Every night, as I lay me down to sleep, I pray a prayer I learned three years ago. It starts, “Keep watch, dear Lord, with those who work, or watch, or weep this night.”

I started praying it every night early in the pandemic. It was how I could remember coworkers -RNs, tech, physicians – working through the night in intensive care. It was how I could remember my chaplain friends. It was how I could remember the families. It was how I could release faces to God.

Keep watch, dear Lord, with those who work, or watch, or weep this night, and give your angels charge over those who sleep. Tend the sick, Lord Christ; give rest to the weary, bless the dying, soothe the suffering, pity, the afflicted, shield the joyous; and all for your love’s sake. Amen.

Friday night, I was sick. It seldom happens, it was sudden, and it’s past. But I got to the phrase “tend the sick.” And I smiled and went to sleep.

There is value in not having to be original, in letting the prayer remind you of what you are asking.

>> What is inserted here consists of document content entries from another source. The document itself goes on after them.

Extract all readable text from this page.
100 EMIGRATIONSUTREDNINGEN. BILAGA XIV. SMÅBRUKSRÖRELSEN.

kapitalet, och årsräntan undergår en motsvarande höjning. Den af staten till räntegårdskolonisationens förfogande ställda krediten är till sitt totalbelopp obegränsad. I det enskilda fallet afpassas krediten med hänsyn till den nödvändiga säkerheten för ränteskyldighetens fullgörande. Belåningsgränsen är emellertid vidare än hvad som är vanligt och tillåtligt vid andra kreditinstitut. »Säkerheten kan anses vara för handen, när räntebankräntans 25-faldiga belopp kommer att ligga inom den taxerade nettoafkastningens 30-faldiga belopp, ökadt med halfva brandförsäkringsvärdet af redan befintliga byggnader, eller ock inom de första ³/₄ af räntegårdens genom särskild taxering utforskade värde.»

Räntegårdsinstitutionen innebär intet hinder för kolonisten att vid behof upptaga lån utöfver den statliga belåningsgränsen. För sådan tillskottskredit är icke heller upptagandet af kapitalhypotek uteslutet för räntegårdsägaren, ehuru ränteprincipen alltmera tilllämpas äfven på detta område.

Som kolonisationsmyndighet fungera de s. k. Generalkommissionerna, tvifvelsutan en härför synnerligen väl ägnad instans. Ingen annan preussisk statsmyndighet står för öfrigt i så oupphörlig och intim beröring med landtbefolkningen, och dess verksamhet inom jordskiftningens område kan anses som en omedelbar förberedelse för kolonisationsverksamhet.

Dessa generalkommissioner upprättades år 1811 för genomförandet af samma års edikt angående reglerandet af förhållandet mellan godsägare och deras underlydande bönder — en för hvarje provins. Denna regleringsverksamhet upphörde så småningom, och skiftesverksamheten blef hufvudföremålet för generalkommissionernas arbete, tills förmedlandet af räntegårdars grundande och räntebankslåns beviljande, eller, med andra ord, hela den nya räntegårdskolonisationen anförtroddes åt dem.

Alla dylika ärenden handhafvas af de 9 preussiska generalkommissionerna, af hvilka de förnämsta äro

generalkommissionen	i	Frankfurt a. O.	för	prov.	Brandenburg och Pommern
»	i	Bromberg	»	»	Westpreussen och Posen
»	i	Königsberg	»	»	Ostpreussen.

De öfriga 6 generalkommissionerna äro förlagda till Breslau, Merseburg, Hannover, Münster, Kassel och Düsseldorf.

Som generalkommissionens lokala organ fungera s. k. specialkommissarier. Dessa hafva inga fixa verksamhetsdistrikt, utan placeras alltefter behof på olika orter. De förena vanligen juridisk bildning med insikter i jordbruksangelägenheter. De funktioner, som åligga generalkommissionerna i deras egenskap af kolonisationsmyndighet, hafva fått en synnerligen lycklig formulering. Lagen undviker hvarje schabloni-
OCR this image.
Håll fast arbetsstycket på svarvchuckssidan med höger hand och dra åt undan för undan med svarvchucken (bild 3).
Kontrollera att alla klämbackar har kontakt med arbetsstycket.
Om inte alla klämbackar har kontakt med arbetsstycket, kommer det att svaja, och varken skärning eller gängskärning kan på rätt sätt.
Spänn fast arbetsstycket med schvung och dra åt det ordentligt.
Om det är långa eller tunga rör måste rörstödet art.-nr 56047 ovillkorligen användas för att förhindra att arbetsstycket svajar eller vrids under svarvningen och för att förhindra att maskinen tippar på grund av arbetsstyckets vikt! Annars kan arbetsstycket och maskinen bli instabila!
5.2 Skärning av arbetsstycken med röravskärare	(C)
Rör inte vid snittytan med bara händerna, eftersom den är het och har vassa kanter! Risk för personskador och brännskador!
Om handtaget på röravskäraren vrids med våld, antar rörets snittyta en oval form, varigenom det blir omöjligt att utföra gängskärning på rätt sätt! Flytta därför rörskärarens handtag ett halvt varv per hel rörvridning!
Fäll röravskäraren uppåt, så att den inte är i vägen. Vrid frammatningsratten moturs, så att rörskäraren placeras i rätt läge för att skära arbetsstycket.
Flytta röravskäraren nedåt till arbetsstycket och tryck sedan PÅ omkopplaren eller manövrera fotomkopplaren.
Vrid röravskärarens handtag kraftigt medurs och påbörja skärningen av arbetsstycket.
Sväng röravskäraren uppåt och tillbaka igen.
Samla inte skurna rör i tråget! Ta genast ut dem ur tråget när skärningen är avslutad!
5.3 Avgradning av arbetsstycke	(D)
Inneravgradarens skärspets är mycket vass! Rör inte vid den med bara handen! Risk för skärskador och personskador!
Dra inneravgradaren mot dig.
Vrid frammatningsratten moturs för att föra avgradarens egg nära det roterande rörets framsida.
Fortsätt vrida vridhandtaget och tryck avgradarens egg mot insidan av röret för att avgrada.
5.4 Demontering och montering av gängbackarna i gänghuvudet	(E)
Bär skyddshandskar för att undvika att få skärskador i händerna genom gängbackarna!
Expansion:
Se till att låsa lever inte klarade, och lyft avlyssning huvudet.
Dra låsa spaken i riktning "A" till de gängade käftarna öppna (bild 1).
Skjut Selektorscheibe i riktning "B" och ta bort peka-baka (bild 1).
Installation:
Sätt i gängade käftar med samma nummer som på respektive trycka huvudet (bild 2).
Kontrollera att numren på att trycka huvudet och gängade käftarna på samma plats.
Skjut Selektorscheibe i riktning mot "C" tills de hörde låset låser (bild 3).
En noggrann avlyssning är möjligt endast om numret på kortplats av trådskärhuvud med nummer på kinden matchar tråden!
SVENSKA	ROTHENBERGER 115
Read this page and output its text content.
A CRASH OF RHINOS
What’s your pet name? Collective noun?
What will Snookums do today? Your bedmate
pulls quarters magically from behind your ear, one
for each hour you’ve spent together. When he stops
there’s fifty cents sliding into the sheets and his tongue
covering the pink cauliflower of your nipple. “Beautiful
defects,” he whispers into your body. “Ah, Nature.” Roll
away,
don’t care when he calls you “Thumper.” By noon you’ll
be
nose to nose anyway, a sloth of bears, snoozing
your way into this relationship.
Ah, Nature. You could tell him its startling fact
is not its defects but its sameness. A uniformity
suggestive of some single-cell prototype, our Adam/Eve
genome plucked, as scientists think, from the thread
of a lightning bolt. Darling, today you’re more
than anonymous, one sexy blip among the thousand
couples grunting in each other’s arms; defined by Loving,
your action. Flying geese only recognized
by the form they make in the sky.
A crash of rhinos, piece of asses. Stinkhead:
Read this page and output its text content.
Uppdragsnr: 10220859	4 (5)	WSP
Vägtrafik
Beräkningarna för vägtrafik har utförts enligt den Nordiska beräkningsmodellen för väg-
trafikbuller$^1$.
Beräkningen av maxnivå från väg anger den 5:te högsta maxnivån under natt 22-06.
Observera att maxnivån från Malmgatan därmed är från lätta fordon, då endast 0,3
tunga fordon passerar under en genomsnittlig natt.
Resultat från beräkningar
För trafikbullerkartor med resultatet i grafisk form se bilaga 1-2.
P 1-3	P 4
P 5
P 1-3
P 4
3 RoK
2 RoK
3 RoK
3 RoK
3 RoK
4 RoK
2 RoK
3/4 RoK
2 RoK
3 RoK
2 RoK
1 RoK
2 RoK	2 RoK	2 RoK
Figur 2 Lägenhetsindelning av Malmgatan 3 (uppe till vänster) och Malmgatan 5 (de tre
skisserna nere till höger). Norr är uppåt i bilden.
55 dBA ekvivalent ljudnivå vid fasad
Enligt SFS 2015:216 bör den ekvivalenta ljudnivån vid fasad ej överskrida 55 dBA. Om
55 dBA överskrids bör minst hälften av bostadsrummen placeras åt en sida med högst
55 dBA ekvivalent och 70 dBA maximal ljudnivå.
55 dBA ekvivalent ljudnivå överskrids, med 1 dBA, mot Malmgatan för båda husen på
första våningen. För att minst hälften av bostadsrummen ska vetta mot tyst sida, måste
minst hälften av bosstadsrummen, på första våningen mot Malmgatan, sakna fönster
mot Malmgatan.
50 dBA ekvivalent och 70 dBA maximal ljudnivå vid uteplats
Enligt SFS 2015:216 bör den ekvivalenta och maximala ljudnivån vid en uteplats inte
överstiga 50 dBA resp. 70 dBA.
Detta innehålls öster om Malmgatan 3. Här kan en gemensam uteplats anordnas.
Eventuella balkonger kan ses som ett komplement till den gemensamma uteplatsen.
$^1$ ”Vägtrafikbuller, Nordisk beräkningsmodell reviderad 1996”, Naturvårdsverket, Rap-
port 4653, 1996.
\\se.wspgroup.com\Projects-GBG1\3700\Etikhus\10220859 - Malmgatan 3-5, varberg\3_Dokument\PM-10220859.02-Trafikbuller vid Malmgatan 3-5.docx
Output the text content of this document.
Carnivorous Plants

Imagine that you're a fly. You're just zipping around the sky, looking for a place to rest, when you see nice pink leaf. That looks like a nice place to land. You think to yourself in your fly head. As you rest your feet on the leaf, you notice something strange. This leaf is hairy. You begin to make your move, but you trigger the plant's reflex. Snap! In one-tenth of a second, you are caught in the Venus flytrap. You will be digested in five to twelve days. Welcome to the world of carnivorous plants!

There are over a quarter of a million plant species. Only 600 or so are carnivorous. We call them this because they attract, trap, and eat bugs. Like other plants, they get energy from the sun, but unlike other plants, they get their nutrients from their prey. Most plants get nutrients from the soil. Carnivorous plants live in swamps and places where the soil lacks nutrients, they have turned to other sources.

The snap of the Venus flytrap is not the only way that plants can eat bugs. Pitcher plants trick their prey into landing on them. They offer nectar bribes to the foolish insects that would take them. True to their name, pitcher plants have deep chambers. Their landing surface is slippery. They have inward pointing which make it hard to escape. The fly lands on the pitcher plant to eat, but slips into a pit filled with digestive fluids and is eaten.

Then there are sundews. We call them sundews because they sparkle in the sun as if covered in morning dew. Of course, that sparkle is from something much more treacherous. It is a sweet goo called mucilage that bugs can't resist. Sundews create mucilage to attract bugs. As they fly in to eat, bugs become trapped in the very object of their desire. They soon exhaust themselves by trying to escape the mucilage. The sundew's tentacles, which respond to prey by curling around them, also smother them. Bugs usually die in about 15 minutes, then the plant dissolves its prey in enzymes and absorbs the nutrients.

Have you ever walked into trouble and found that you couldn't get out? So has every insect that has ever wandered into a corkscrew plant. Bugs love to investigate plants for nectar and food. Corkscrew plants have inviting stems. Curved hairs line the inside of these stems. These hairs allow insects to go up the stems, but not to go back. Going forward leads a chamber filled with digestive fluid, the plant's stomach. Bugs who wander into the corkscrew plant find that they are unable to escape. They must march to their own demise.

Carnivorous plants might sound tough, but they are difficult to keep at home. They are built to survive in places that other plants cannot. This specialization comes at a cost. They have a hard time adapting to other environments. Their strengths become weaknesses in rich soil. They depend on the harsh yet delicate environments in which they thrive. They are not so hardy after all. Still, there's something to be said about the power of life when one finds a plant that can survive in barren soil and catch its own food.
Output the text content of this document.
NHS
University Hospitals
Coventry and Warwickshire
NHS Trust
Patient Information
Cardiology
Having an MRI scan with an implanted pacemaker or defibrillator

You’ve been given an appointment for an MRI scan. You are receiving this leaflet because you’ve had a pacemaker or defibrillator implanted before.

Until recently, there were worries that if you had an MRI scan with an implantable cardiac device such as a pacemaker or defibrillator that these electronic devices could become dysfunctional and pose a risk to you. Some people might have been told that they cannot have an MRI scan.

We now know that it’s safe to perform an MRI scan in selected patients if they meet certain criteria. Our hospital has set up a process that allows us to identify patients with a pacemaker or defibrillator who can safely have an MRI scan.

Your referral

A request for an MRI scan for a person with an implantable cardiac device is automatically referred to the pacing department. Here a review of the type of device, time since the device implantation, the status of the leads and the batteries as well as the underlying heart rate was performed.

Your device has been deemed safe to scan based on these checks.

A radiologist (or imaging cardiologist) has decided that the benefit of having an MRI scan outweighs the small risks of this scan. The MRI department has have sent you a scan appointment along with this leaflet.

(Tish Harrison Warren has written about her interaction with this prayer and with life very well).

+++

Today, Ben is 1 year old. When his parents and grandparents gathered the night before, I said, “God. A year ago tonight, some of us were scared. And tonight we are grateful for this Ben in our lives.” A few hours before, I had been with a family, standing by the bed of a grandparent my age. They had done everything they could to love their grandkids. And their kids.

We live in that tension all the time, if we’re honest.

When Ben was born, I read him a word from Frederick Buechner. It feels truer all the time.

The grace of God means something like: “Here is your life. You might never have been, but you are, because the party wouldn’t have been complete without you. Here is the world. Beautiful and terrible things will happen. Don’t be afraid. I am with you. Nothing can ever separate us. It’s for you I created the universe. I love you.”

There’s only one catch. Like any other gift, the gift of grace can be yours only if you’ll reach out and take it.